The team at Singleton includes Louise Caie, gastroenterology clinical nurse specialist, and physician associate Thomas Addison, who dedicates half of his role to IBD.
Louise said: “When I first came into post eight years ago I was the only IBD nurse and I was part-time.
“We have progressed a lot in terms of recruitment and the service provided.
“We are one team based in different hospitals that serves the community.
“We share ideas and also direct patients to each other in order to give them the best treatment. We work together with the same aim.”
Pictured: Louise Caie and Thomas Addison provide IBD care at Singleton Hospital.
Patients with IBD need support and having access to an IBD nurse has proven invaluable for lots of patients.
Victoria has been on the receiving end of the support, having been a patient in Morriston since her condition was diagnosed.
In 2014 she set up award-winning organisation GetYourBellyOut, which provides support, education and advocacy to a global community of people affected by IBD.
The organisation raises funds for the benefit of the IBD community and seeks to improve standards of care and raise awareness, along with aiding research.
And she has welcomed the appointment of a dedicated IBD nurse at her local hospital.
“Having an IBD nurse opens the door to communication,” said Victoria.

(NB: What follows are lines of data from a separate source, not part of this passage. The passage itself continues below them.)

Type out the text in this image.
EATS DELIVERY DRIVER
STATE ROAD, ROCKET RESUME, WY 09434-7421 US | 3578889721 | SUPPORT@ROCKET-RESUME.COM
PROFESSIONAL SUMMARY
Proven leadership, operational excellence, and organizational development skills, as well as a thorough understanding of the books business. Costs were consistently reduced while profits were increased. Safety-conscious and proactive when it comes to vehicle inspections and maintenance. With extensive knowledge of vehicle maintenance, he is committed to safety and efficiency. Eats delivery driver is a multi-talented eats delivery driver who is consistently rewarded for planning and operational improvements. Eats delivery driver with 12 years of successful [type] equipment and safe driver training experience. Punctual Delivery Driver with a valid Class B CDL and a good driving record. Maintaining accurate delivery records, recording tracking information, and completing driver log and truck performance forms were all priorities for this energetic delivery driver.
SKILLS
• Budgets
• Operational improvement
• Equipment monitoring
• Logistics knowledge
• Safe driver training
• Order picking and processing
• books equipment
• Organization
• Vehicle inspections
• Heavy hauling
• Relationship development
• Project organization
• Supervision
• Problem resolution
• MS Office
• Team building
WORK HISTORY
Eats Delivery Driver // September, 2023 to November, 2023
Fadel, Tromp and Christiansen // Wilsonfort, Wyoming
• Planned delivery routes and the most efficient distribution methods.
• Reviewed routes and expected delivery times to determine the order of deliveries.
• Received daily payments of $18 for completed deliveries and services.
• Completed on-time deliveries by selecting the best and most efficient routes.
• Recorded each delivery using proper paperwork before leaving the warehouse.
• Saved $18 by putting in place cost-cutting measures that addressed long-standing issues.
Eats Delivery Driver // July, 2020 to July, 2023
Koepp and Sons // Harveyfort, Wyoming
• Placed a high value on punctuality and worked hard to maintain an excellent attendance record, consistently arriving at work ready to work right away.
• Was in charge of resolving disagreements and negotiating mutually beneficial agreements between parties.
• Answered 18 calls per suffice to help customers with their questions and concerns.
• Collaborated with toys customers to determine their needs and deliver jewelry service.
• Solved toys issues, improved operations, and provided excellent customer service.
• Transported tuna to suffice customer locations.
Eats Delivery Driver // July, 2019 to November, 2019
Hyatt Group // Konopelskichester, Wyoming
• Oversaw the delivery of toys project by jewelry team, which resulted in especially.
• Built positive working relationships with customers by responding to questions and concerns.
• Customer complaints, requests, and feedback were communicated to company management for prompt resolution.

“Sarra has been great to me, and Lisa joined the team two years ago, which is good in terms of the number of nurses available to patients.
“Now the team is going to have another full-time IBD nurse, and that’s just what people like myself need.
“It’s very encouraging to see progress being made in terms of recruitment and care.
“It also shows that people suffering with IBD are being recognised and listened to. Having extra support is a massive help.
“It is a horrible, hidden illness that can have devastating effects.
“Speaking to family and friends about your condition helps, but having an IBD nurse available to talk to can’t be underestimated.
“We have got so much better at talking about IBD. People were understandably embarrassed talking about it at first, but we encourage people to talk openly about what they’re going through and to focus on their strength and resilience instead.”